GPUs typically use 64KB memory pages and some part of virtual memory allocation is also done at an even larger granularity. So it may be possible to dynamically track access patterns at that granularity, but honestly, it doesn’t feel like it’s going to be worth the cost. So it’s a bit of an open question how this would work, but it’s certainly not insurmountable. That goes a fair bit beyond the scope of a (“short”) blog post. In the end it may not matter for CUDA and cuDNN as NVIDIA controls the API and can shift the burden to developers, but at least for both other vendors and for graphics, it’s an interesting problem.

At the other extreme, instead of reducing external memory bandwidth with compression, you can “just” eliminate most of it completely by keeping the weights on-chip.
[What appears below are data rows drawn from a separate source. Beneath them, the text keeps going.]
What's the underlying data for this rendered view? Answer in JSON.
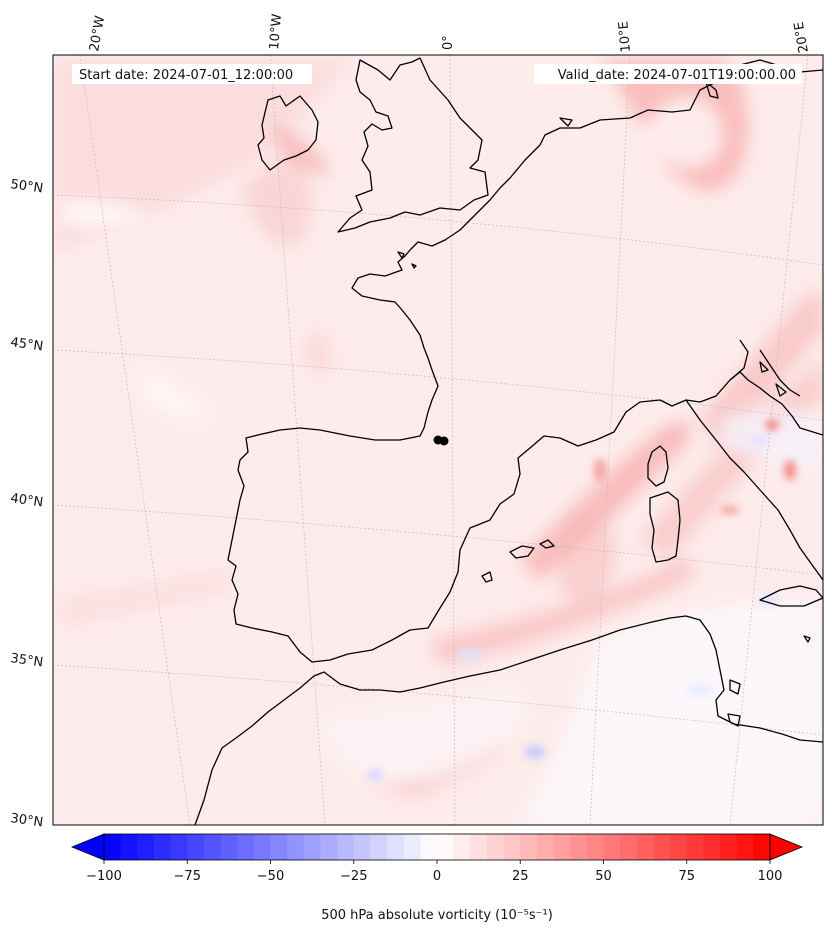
{
  "header": {
    "start_date": "Start date: 2024-07-01_12:00:00",
    "valid_date": "Valid_date: 2024-07-01T19:00:00.00"
  },
  "map": {
    "lon_labels": [
      "20°W",
      "10°W",
      "0°",
      "10°E",
      "20°E"
    ],
    "lat_labels": [
      "50°N",
      "45°N",
      "40°N",
      "35°N",
      "30°N"
    ],
    "land_colors": {
      "background": "#fdecec"
    }
  },
  "colorbar": {
    "label": "500 hPa absolute vorticity (10⁻⁵s⁻¹)",
    "ticks": [
      "−100",
      "−75",
      "−50",
      "−25",
      "0",
      "25",
      "50",
      "75",
      "100"
    ],
    "min": -100,
    "max": 100,
    "levels": 40,
    "cmap": "bwr",
    "extend": "both"
  }
}
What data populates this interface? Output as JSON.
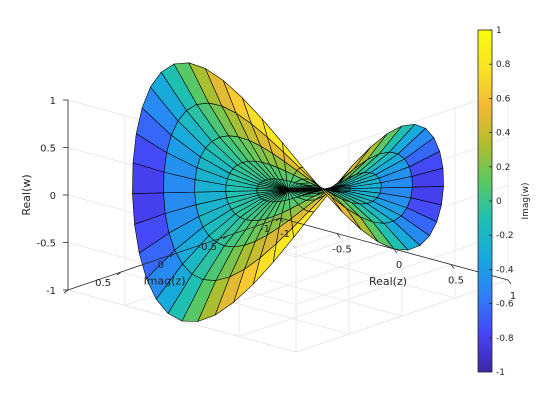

The extreme example is Graphcore’s HW architecture (which is worthy of a much longer analysis of its own), but even NVIDIA supports this for WaveNet (manually optimised) and automatically in cuDNN for smaller networks. Unfortunately, that approach doesn’t really benefit from lossless compression as the data cannot stay compressed in the register file (which is much bigger than the L2 cache on GPUs!) and even if it could be, lossless compression only improves bandwidth, not storage space as there’s no guarantee of the compression ratio.

This is especially important as HBM3 isn’t due out for a little while, and HBM in general remains expensive so just adding more stacks isn’t very helpful. And as Moore’s Law slows down (but isn’t quite dead yet!) this kind of efficiency improvement is becoming more and more important.

Fundamentally memory bandwidth is a critical part of Deep Learning performance and power cost so it’s hard to see how many of the Deep Learning start-ups could significantly beat GPUs unless they also innovate on the memory front. Many don’t, but thankfully some of them do, and it will be exciting to see what kind of architectural innovation happens in the next few years.